The required conditional probabilites for this model are

$$ \begin{align} \prob(z_{id} \cond Z^{\SetDiff id}, X, \Theta, \Phi) &= \frac{\theta_{d,z_{id}} \phi_{z_{id}, x_{id}}}{\sum_{k=1}^K \theta_{dk} \phi_{k,x_{id}}} \\ \theta_d \cond Z, X, \Theta^{\SetDiff d}, \Phi &\sim \ddirichlet_K(A_d + \alpha) \\ \phi_k \cond Z, X, \Theta, \Phi^{\SetDiff k} &\sim \ddirichlet_W(B_k + \beta) \end{align} $$

where $A_d = (A_{d1}, \dotsc, A_{dK})$ and $B_k = (B_{k1}, \dotsc, B_{kW})$.

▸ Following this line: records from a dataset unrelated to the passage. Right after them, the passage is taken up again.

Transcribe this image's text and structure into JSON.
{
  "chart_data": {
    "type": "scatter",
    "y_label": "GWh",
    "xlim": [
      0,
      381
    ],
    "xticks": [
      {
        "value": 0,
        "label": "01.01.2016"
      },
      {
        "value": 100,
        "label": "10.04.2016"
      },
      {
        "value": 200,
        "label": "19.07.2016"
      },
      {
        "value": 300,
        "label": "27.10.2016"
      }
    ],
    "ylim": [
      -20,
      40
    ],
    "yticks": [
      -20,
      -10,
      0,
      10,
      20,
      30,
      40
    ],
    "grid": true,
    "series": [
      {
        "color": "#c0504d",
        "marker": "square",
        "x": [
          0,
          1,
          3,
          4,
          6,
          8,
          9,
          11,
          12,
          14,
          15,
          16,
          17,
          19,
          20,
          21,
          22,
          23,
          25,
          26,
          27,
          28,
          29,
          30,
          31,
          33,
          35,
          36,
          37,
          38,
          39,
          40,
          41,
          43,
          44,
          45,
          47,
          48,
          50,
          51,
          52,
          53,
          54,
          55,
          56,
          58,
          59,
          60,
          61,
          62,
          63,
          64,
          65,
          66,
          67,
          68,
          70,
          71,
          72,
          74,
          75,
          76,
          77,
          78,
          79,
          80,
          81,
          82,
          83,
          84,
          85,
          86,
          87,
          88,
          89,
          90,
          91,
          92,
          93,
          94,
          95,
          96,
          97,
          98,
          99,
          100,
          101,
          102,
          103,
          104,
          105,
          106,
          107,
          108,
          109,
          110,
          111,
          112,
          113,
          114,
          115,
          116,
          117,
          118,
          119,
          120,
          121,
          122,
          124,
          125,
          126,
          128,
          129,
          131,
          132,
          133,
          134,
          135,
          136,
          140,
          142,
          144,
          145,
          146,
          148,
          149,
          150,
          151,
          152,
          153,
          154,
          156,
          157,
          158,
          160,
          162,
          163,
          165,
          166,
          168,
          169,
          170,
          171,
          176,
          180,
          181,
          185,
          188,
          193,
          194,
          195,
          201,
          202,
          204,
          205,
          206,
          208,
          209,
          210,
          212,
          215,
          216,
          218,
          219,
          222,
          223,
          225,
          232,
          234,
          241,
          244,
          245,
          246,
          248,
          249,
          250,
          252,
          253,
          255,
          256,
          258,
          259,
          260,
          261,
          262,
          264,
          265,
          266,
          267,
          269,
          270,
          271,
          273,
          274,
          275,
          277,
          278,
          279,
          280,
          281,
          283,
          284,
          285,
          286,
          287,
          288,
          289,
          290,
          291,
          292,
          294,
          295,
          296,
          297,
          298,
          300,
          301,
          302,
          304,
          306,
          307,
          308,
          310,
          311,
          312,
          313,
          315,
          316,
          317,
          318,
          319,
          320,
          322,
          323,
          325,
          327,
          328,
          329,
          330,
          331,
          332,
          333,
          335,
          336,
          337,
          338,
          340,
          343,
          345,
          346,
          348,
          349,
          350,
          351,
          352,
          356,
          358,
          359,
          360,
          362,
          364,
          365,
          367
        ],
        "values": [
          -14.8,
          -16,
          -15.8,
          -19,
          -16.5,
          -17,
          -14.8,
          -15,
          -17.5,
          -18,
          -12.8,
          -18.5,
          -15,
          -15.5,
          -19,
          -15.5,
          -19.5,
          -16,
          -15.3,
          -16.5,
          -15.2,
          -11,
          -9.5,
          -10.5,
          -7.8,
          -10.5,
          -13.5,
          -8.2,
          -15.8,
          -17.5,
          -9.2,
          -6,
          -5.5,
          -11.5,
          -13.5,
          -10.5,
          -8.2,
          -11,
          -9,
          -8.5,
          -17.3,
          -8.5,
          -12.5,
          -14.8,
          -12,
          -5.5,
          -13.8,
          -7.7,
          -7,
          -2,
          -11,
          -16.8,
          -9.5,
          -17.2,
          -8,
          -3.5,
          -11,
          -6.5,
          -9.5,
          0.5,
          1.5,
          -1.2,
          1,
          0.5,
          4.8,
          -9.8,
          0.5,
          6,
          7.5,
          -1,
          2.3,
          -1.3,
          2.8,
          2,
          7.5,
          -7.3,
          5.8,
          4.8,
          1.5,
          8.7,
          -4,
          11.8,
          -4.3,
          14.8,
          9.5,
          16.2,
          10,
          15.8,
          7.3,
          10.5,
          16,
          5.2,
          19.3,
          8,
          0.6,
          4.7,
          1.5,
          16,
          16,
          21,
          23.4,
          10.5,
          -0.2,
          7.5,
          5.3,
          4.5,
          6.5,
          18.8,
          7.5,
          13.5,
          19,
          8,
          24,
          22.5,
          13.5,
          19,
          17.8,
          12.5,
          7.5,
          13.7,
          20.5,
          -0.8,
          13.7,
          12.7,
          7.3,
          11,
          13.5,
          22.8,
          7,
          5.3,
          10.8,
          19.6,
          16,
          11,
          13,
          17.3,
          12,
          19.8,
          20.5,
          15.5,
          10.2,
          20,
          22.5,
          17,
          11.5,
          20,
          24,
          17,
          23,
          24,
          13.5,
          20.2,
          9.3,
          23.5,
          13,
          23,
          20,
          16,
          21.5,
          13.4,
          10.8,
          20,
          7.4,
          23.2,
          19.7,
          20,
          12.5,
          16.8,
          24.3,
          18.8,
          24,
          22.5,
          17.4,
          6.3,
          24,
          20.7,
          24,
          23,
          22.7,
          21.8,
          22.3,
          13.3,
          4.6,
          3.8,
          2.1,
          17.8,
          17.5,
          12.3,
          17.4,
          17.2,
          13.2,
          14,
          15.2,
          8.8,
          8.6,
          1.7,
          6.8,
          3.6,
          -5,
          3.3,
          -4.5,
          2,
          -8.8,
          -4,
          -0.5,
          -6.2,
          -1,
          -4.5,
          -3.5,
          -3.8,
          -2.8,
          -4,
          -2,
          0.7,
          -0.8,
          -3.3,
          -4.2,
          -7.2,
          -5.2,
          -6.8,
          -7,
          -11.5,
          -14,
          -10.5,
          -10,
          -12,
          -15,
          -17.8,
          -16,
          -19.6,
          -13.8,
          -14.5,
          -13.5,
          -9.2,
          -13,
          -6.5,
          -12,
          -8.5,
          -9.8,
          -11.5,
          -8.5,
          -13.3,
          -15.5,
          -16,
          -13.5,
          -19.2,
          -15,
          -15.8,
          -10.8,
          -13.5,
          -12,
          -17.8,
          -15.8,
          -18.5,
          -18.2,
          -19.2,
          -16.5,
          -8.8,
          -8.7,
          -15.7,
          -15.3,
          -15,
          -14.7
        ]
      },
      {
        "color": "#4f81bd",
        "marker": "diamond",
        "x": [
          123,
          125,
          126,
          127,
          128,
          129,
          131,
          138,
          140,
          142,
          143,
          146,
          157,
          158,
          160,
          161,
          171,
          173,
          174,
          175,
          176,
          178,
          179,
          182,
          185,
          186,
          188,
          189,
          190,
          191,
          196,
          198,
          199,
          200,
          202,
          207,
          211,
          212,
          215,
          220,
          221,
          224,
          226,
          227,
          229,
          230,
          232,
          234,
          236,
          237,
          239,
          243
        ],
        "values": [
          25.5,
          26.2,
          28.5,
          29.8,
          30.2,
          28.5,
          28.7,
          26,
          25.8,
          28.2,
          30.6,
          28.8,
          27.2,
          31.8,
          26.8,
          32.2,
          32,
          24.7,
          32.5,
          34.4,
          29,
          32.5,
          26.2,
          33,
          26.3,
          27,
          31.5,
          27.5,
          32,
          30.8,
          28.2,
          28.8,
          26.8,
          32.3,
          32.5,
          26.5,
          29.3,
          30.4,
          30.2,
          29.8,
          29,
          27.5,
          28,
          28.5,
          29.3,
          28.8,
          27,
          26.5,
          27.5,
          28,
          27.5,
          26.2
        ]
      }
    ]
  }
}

Probabilities required for collapsed Gibbs sampling

We need to integrate out the $\theta_d$'s and the $\phi_k$'s from the model's joint probability. This gives us

$$ \prob(Z, X) = \prod_{d=1}^D \frac{\BetaFunc_K(A_d + \alpha)}{\BetaFunc_K(\alpha)} \cdot \prod_{k=1}^K \frac{\BetaFunc_W(B_k + \beta)}{\BetaFunc_W(\beta)} $$

Then the conditional probability from which we need to sample is

$$ \prob(z_{id} \cond Z^{\SetDiff id}, X) \propto \frac{ \left( A_{d,z_{id}}^{\SetDiff id} + \alpha \right) \left( B_{z_{id},x_{id}}^{\SetDiff id} + \beta \right) }{ M_{z_{id}}^{\SetDiff id} + W\beta } $$

Since this is a discrete distribution over $k = 1, \dotsc, K$ it is easy to normalise as required, either explicitly or implicitly.